玄関に出てきた母親にいつものような態度をとるでしょう。

そして自室に入ります。

何事もなかったかのように

次の日の仕事の準備をするためにPCに向かいます。

キーボードをたたく指が見え、少しずつその指が乱れてくるのがわかります。

どんな文字を叩いているのかもわからないほどの乱れた指の動きから、

すこしずつ南雲さんの顔が見えてきます。

 

声を押し殺して、泣いています。

泣きながら、自分に鞭打つように、無理にでも仕事を続けようとしている南雲さんがいます。

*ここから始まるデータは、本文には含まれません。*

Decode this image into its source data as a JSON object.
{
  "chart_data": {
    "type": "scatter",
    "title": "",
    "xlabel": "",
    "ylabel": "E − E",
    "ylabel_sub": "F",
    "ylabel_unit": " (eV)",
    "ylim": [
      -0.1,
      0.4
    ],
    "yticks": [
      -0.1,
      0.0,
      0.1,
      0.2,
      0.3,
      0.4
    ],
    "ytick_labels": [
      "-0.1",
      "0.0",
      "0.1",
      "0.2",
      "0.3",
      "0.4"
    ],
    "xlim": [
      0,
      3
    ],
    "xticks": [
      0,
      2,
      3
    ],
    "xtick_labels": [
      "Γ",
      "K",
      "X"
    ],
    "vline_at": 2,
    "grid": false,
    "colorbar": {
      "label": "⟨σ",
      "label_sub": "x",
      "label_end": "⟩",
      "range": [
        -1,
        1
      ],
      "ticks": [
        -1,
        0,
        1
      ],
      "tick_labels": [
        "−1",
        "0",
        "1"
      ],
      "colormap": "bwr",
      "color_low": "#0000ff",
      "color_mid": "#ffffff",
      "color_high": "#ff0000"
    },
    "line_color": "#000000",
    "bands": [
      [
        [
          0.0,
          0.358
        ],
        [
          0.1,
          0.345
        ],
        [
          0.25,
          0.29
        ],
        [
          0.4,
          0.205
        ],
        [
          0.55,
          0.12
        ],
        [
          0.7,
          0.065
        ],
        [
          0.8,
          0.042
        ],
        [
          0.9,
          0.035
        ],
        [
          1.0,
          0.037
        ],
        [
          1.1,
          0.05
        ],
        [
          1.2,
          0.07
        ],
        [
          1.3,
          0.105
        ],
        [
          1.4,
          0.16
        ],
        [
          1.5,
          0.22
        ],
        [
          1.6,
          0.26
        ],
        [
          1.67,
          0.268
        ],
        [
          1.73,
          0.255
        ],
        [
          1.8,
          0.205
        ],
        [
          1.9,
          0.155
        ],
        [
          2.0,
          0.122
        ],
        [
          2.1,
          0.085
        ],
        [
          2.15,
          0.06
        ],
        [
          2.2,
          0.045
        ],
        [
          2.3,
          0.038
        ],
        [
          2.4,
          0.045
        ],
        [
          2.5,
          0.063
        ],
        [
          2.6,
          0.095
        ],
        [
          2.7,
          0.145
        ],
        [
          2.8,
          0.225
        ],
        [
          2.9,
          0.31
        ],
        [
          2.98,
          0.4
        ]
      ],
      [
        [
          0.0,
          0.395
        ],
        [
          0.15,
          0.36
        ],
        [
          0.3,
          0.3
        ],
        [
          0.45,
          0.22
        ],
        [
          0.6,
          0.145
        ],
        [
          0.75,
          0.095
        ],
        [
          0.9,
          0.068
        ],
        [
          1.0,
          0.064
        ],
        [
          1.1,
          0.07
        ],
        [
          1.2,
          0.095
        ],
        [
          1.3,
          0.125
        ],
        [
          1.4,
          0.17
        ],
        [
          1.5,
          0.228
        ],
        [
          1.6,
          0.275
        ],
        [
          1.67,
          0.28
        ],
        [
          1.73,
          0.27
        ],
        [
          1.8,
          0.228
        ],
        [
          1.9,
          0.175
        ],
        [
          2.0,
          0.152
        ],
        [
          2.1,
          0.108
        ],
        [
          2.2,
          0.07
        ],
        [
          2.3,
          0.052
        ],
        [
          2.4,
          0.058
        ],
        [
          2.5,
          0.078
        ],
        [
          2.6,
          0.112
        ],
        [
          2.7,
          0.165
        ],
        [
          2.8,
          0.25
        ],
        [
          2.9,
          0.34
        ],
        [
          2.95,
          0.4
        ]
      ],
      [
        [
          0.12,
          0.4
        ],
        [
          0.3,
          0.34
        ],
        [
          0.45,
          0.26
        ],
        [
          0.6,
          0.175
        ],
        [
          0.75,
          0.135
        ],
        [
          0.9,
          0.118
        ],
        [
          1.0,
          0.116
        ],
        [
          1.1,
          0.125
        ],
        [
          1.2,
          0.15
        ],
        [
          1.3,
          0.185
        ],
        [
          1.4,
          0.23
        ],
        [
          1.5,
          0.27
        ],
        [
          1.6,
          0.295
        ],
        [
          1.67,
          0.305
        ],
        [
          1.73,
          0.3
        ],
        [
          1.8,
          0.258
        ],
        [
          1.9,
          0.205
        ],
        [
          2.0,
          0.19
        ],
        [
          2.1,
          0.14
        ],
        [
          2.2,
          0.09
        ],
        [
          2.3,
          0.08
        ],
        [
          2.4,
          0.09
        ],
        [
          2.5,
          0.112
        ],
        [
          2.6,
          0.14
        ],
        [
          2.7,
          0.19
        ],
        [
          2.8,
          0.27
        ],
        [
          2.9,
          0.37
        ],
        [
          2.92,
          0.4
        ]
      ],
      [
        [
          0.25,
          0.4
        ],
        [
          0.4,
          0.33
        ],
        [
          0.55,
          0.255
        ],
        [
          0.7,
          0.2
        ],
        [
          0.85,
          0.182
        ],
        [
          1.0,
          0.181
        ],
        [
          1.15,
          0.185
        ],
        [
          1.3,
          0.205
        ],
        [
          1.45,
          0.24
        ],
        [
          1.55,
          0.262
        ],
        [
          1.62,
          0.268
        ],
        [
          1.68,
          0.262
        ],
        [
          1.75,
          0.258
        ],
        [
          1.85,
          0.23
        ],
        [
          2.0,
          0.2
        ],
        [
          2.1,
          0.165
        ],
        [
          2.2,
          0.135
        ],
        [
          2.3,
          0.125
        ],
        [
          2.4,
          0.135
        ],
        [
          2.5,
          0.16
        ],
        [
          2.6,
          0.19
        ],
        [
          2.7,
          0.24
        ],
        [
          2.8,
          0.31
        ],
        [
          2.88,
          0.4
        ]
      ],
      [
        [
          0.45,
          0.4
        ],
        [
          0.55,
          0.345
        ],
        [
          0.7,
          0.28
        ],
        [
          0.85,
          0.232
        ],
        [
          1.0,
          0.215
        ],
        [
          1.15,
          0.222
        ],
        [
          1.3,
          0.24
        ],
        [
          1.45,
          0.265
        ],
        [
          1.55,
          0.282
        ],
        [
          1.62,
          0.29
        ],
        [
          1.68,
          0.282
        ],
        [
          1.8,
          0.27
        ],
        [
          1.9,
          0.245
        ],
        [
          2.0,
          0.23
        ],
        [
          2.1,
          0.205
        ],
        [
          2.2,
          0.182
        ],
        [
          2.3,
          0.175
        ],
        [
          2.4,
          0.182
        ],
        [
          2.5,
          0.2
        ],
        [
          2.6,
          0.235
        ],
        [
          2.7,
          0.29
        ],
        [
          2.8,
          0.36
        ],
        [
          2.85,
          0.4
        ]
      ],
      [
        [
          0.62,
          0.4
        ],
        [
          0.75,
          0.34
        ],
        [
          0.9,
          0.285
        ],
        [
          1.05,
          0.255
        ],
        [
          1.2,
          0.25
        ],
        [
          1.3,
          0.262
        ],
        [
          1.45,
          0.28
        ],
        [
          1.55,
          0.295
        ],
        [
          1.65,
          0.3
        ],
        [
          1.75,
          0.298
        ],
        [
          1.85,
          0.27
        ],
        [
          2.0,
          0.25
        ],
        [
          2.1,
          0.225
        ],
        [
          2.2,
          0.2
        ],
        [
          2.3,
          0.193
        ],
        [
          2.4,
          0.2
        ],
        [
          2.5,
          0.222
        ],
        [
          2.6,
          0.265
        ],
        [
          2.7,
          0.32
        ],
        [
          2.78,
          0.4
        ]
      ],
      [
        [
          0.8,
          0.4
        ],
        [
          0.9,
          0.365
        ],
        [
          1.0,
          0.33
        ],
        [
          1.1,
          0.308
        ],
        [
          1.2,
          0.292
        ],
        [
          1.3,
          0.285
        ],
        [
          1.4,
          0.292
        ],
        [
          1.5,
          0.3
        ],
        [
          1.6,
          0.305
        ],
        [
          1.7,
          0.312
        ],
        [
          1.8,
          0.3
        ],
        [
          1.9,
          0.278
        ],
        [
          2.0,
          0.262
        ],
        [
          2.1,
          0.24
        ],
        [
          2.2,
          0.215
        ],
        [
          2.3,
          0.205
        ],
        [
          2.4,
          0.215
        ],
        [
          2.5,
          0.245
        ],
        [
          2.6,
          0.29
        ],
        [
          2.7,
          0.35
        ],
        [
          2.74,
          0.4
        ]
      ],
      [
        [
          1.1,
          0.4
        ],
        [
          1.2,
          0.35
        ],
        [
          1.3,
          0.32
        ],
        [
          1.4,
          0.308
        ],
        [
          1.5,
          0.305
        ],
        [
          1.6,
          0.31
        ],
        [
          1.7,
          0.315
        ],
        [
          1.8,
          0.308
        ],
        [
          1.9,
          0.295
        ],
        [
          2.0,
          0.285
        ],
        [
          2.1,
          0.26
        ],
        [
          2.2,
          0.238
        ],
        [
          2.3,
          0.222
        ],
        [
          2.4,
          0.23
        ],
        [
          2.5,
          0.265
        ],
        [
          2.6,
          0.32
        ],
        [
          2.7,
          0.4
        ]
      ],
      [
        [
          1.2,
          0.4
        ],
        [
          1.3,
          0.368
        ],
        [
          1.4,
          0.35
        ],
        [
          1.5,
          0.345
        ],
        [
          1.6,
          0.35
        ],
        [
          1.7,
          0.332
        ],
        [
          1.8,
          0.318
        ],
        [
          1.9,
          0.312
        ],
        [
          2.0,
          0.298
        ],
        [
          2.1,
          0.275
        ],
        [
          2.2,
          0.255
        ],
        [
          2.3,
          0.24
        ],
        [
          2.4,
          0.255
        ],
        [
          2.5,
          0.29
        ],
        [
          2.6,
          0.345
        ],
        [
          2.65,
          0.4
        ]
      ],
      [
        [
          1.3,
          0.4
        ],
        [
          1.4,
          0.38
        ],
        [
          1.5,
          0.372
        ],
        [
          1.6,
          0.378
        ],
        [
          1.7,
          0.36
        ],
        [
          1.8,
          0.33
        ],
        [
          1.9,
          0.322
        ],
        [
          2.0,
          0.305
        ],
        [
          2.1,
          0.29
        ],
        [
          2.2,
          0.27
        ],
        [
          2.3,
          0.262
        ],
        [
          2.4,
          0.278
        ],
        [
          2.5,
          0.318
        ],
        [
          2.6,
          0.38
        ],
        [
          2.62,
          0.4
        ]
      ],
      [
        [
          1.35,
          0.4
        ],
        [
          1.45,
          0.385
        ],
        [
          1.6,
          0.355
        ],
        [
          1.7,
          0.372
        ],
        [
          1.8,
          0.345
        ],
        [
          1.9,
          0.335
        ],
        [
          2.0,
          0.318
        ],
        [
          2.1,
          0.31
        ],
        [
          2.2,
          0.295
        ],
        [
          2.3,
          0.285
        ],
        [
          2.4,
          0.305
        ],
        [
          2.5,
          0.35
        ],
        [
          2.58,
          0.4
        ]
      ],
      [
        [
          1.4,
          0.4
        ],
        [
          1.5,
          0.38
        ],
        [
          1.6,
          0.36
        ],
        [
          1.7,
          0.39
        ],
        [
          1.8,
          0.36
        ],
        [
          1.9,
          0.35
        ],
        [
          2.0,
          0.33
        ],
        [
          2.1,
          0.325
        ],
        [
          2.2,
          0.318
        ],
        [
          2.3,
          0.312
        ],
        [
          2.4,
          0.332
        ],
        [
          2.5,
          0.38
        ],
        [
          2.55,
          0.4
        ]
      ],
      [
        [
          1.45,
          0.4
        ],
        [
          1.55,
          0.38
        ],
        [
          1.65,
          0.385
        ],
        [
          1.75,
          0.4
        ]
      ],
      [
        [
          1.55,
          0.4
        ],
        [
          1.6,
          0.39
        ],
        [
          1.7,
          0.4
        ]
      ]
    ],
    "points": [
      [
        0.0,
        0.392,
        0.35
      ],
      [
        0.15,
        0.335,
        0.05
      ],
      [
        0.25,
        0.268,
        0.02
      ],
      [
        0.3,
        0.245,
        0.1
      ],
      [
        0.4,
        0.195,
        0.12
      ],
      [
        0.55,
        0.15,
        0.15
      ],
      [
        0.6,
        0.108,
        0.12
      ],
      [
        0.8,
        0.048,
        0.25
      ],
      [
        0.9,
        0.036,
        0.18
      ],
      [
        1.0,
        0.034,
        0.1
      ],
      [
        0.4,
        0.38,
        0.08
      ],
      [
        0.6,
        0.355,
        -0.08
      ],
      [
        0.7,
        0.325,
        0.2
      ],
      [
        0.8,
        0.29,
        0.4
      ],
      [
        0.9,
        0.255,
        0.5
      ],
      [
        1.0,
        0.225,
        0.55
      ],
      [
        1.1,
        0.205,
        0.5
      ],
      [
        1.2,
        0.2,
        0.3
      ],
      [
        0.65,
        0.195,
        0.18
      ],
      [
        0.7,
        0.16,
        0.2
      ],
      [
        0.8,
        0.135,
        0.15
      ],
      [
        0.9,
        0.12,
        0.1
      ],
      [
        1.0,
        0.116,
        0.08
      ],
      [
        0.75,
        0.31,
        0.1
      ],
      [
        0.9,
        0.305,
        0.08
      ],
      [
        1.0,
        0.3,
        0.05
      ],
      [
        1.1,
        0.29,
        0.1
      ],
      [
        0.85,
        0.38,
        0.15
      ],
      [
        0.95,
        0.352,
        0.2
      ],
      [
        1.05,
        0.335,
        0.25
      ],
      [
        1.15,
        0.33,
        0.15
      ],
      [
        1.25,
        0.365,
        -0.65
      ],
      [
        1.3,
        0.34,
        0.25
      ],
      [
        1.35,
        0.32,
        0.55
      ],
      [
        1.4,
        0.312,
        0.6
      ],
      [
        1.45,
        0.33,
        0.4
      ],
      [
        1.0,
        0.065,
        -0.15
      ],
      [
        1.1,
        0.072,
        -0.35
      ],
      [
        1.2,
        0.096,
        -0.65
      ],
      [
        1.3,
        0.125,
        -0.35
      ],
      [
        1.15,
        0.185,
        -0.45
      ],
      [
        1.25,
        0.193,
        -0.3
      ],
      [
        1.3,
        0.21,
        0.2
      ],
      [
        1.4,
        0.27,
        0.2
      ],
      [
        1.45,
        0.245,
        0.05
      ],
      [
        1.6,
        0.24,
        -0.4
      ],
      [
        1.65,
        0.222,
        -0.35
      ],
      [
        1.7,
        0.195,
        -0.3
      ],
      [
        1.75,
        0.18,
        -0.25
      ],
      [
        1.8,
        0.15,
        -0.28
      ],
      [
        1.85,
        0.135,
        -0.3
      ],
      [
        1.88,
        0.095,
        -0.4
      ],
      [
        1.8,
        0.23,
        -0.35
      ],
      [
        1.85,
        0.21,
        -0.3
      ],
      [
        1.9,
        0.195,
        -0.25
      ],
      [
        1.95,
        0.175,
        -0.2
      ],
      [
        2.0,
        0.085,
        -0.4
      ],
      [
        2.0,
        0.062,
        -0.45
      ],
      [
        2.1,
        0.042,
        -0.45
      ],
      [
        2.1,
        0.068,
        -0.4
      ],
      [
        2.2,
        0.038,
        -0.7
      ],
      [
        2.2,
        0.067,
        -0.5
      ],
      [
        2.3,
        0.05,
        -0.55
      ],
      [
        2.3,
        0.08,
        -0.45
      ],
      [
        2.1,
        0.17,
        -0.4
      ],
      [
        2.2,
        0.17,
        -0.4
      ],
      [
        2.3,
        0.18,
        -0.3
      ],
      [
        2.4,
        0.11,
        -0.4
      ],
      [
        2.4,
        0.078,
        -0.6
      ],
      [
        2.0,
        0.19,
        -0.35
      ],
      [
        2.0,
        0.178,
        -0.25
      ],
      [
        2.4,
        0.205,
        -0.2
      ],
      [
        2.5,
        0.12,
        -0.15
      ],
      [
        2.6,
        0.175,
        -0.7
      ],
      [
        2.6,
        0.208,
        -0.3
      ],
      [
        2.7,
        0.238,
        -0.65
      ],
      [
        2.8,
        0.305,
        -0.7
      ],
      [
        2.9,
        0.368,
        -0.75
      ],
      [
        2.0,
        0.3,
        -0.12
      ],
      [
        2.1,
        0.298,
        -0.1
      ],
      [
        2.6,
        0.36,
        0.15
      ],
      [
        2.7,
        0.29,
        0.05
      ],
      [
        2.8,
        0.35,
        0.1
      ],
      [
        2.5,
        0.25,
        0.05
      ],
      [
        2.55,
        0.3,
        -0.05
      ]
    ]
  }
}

涙や鼻水で南雲さんの顔は、ぐちゃぐちゃになっています。

南雲さんは、自室で、母親には分からないように、

声を出さずに“号泣”しています。

キーボードを叩く乱れた指の動きは止まりません。

 

完璧であろうとする南雲さんが、

そこに居ます。

 

Movie2の作品は、後藤さんの一言でエンディングに入りますから、

私の想像したシーンは私の頭の中だけのものですが、

たった一言のセリフでも、

演ずる側は、

「考え」ます。

そのセリフの前後も考慮して、

こうか、ああかと考えて稽古をし、

稽古をしながら、また、異なる考え方に移行したり、

それを取り入れたり手放したりしながら、

また稽古します。

思考と稽古を繰り返しながら、体の中に、一つの流れを作り上げていきます。

その流れが、自分と一体となって、やっとマイクの前に向かうことができるのだと思います。

 

私以外の方に質問をしたことがないので、

声優の一人一人がどのように「役」と向き合っているのかわかりませんが、

私はそうしてマイクの前に立ちます。

 

押井守監督は

「南雲しのぶさんは、権威、つまり、優秀であることを重要視している。

父親はとても立派な人で、彼女はファーザーコンプレックスである。

母親のような生き方を軽視している。

そして、後藤喜一のような人は、選ばない」

と人物設定をしました。

そして、「あなたを逮捕します」という表現で、

押井守監督のダメ出しに、私は異論を唱えました。

それはもしかしたら、押井守監督の目に、

「反抗」に見えたのかもしれませんね。

 

押井監督のダメ出しに異を唱えたのは、この時が初めてだったと記憶しています。

 

Movie2をご覧になった方の中には、

「あなたを逮捕します」というセリフが、

毅然と言い放っているように聞こえた方もいるかもしれませんが、

前述した理由から、押井守監督の求めた通りにはしていなかったと、

私は記憶しています。

押井守監督には申し訳ないのですが、

押井守監督があのセリフに求めた「表現」を“100”とすると、

テストのときに私が表現したのは、「20」。

ダメ出しをされて悩んだ挙句本番に表現したのは、「70」です。

それがそのまま、

皆さんがご覧になった南雲しのぶの「あなたを逮捕します」になっています。

 

それが正しいのか正しくないのか、

効果的なのか効果的でないのか…。

それはご覧になった方々の判断に委ねたいと、私は思います。

 

亡くなった作家の「森瑤子さん」がご自身の著書に書いていました。

私の記憶が正しければですが、

「作家は、作品に、自分自身を露出させている」

という内容だったと思います。

演技者もある意味で、自分を露出させていると考えています。

そしてそれ以上に、

押井守監督はじめ、

映画を作る「監督」の皆さんも、

自分の作品の中で、

ご自身を露出させているのではないでしょうか?

 

「南雲しのぶ」という女性は、

押井守監督が、「オギャー」と産まれた時から現在に至るまでに接してきた

多くの女性たち(お母さまやお姉さまも含めて)の存在から築かれた

監督自身の「女性観」が色濃く影響している“女性”だと思います。

 

随分と長くなりました。

パトレイバーについては、声だけを新たに収録しなおした「Movie1」についても、

すこし触れようと思っています。

 

コロナはまだ続いています。

私は慎重な方なので、油断はしていません。

皆さんも、十分に、ご自身を守ってくださいね。